The novel Lorna Doone

Set on 17th-century Exmoor around the banks of the Badgworthy Water river, Blackmore’s book tells the story of the Doone clan, nobles turned outlaws, and farmer’s son John Ridd, whose quest for revenge becomes complicated when he and Lorna begin an illicit relationship.

Blackmore weaved real events, historical figures and local legends into his fiction and one of the joys of the book for fans is to try to work out which bits are real, which made up, and visiting Exmoor to try to pinpoint the locations in the book.

The National Trust’s acquisition consists of two sites. The first is the Lorna Doone farmhouse in the picture-postcard village of Malmsmead, near Lynton. The farmhouse, which will be home to a refurbished tearoom called The Buttery, is close to a 17th-century bridge and ford.

The farmhouse does not appear to feature in the book and may have been named after its publication in honour of it. But the idea is to use it to create a “gateway” to buildings and landscapes that Blackmore did depict, such as the Church of St Mary, where Blackmore’s grandfather was a rector and which the author borrowed for the marriage between Lorna and Ridd.

South of the farmhouse is the second spot – the Cloud Farm campsite. People have camped on the banks of Badgworthy Water for years but the trust is planning to upgrade it and open a second cafe in the farmhouse. The campsite is close to the site of a medieval village believed to be the inspiration for the Doone clan’s hideaway.

The Cloud Farm campsite

Rob Joules, the National Trust’s general manager for the north Devon coast and countryside, said one of the joys of the place was the feeling of a land where time has stood still. “It is like one of those places that time has forgot. It’s very remote and very beautiful. You see herons in the river, deer on the hillside. We’re hoping to get the campsite open in July. It’s pitch black at night, just the sound of the river and birdsong. It’s the perfect spot to get away from it all.”

The area has wonderful flora and fauna too. Not far away is the trust’s Holnicote estate, where beavers were recently reintroduced. Further west is the Heddon Valley, one of the few homes for the rare high brown fritillary butterfly. There are ancient oaks and peregrine falcons. Money raised through the tearooms and campsite will be reinvested into conserving the land and its wildlife.

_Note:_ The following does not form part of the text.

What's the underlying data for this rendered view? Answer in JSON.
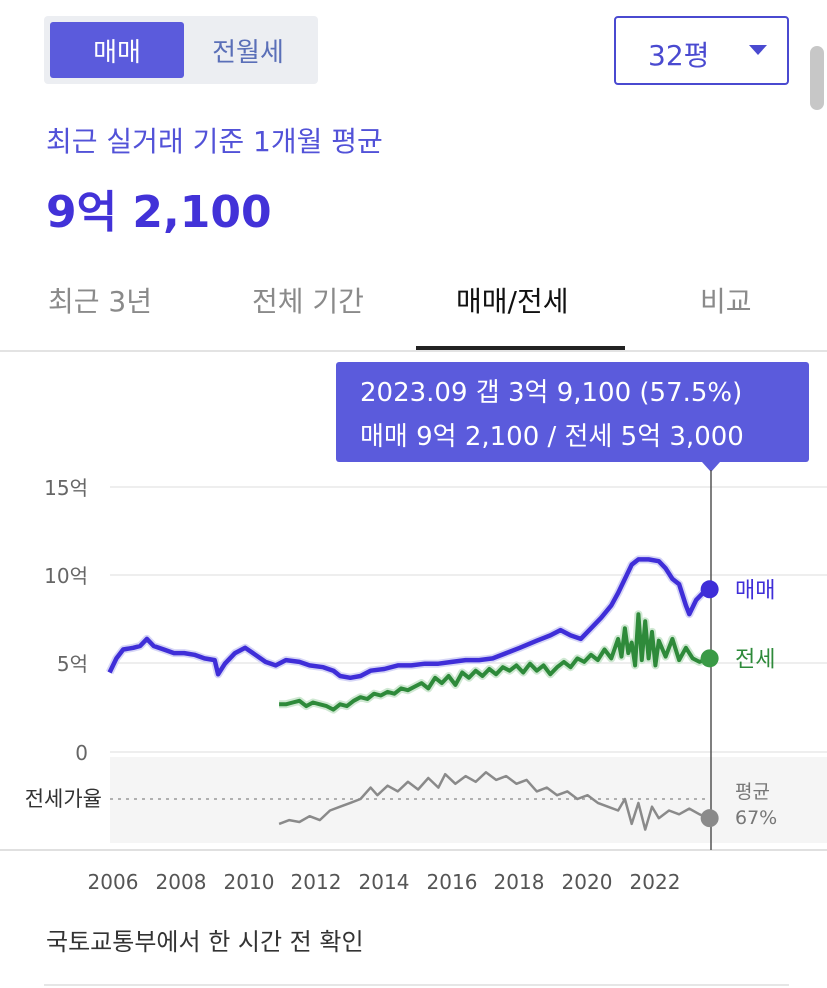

Joules said: “By diversifying our income streams on this part of Exmoor we will be able to increase the funds we spend improving access, creating amazing outdoor experiences and space for nature to thrive.”

Andrea Davis, a local county councillor and avid collector of Lorna Doone books, said the appeal of the story endured. “We’re very proud of the book here,” she said. “We get a stream of visitors who come to pick out the places mentioned in it. It’s a romantic story but there are some nasty little bits in it. I sometimes think we don’t make enough of Lorna Doone here so anything that brings more people in is to be welcomed.”